Album review: The Great Depression, “In A Starry State”

Jared Hemming

Forget “Interstellar;” if you’re looking for a spaced-out dystopian culture fix, check out “In A Starry State,” by The Great Depression.

 

The Cannon Falls, Minn.-based band aimed for the stars with lush orchestral arrangements and psych-disco madness on their latest release, which came out last week.

With the single “New Salem,” The Great Depression ditch the dust bowl dance aesthetic their name suggests and and go all-out on this frenetic disco tune, complete with lyrics portraying a harsh society that tries to exorcise one of its citizens all because “she used to hit the floor.”

The album’s concept, kind of a “Footloose”-meets-”Star Wars” tale of a totalitarian empire that outlaws dance and expression, is exemplified in the sounds The Great Depression creates on “In A Starry State.” Standout track (in name alone) “Philip K Disco” riffs on the sci-fi great Philip K. Dick’s name to describe the album’s joyless universe as the federation turns violent against the dance-loving rebels.

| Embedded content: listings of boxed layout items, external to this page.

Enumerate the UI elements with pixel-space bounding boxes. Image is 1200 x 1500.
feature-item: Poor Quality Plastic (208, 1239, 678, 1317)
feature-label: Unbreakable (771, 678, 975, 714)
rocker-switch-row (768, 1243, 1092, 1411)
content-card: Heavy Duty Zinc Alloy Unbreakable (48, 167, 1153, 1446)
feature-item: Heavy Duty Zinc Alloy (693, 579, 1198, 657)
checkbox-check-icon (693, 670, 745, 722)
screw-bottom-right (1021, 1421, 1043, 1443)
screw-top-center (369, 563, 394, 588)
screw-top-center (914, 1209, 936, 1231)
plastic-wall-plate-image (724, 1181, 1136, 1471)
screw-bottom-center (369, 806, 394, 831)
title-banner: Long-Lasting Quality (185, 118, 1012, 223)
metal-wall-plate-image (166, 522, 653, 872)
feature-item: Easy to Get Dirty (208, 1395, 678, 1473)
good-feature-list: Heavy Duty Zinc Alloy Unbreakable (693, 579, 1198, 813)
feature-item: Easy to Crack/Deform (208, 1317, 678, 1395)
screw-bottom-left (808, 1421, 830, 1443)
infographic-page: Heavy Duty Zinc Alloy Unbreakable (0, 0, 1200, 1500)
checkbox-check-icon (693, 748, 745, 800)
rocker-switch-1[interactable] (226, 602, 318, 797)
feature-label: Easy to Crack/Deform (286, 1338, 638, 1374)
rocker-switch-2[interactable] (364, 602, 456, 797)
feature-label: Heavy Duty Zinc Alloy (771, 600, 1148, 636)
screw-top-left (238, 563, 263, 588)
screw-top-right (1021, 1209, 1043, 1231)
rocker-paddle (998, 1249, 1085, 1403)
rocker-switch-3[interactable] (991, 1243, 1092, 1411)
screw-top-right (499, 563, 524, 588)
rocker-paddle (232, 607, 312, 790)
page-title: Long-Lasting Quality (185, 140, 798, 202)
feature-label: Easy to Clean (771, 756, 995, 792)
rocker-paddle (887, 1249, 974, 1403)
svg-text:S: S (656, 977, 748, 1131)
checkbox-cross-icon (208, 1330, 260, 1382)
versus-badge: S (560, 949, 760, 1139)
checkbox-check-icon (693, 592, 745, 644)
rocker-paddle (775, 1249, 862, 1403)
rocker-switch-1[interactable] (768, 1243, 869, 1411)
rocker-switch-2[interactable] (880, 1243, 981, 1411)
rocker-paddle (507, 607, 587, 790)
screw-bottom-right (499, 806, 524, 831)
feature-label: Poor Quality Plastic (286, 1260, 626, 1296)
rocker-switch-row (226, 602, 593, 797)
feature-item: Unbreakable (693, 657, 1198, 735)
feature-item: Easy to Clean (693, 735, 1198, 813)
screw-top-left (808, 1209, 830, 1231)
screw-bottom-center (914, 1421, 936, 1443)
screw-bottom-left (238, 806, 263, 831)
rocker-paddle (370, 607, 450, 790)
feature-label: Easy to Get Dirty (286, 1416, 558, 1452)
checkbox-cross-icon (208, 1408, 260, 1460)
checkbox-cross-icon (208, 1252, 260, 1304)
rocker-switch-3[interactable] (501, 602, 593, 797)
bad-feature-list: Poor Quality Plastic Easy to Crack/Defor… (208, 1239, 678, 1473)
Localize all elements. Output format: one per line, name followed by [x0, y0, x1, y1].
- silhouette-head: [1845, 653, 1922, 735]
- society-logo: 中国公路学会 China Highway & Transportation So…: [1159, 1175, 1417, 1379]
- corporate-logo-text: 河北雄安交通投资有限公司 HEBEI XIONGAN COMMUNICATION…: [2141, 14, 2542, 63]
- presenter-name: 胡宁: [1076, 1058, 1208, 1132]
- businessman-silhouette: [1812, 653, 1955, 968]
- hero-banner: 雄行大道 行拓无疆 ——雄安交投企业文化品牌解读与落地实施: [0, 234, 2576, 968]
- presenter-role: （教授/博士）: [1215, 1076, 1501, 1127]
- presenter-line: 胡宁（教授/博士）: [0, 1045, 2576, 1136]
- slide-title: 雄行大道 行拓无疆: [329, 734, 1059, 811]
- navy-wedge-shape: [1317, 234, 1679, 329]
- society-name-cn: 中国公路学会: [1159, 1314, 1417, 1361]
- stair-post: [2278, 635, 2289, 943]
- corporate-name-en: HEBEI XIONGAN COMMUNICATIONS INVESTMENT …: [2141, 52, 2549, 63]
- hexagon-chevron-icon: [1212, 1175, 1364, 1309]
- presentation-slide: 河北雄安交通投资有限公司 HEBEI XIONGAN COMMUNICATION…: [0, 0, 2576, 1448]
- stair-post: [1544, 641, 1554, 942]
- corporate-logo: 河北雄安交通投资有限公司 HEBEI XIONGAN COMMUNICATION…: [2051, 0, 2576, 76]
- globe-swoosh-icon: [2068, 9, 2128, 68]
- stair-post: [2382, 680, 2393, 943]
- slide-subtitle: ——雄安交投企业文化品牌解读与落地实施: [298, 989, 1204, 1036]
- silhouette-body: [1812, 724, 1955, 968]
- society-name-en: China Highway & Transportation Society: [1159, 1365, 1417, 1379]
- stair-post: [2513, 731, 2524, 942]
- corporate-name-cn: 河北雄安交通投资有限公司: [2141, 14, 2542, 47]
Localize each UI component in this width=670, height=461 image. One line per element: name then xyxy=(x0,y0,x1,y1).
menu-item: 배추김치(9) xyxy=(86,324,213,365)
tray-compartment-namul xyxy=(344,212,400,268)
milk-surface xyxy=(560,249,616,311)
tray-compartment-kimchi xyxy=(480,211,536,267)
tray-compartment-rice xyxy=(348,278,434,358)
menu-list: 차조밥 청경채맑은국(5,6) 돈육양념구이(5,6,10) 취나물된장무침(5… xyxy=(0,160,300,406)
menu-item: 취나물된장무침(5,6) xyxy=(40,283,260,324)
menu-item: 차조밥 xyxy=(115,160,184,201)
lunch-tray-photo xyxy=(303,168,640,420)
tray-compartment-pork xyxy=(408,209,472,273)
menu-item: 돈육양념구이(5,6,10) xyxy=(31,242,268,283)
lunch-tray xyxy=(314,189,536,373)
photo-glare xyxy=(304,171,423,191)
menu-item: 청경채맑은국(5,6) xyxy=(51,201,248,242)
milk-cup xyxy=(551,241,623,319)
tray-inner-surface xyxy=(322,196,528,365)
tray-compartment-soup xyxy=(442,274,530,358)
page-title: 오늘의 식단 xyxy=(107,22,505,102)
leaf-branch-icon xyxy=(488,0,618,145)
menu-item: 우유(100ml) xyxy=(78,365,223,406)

“Philip K Disco” opens with a Chemical Brothers-esque filtered freakout that coalesces as multi-instrumentalists Todd Casper, Chadwick Nelson, Brent Sigmeth and Thomas Cranley repeat the mantra that “soon everything will be like it was.”

While “In A Starry State” might not warrant multiple listens, The Great Depression’s laborious effort into the album, reminiscent of Sigmeth's engineering time at the local, lengendary Pachyderm Studios (where Nirvana made “In Utero”) shows, as the tracks on tracks flow together in one phantasmagoric space odyssey.

So if you’re looking for a cheaper way to get the universal thrills “Interstellar” is selling, “In A Starry State” is worth a listen.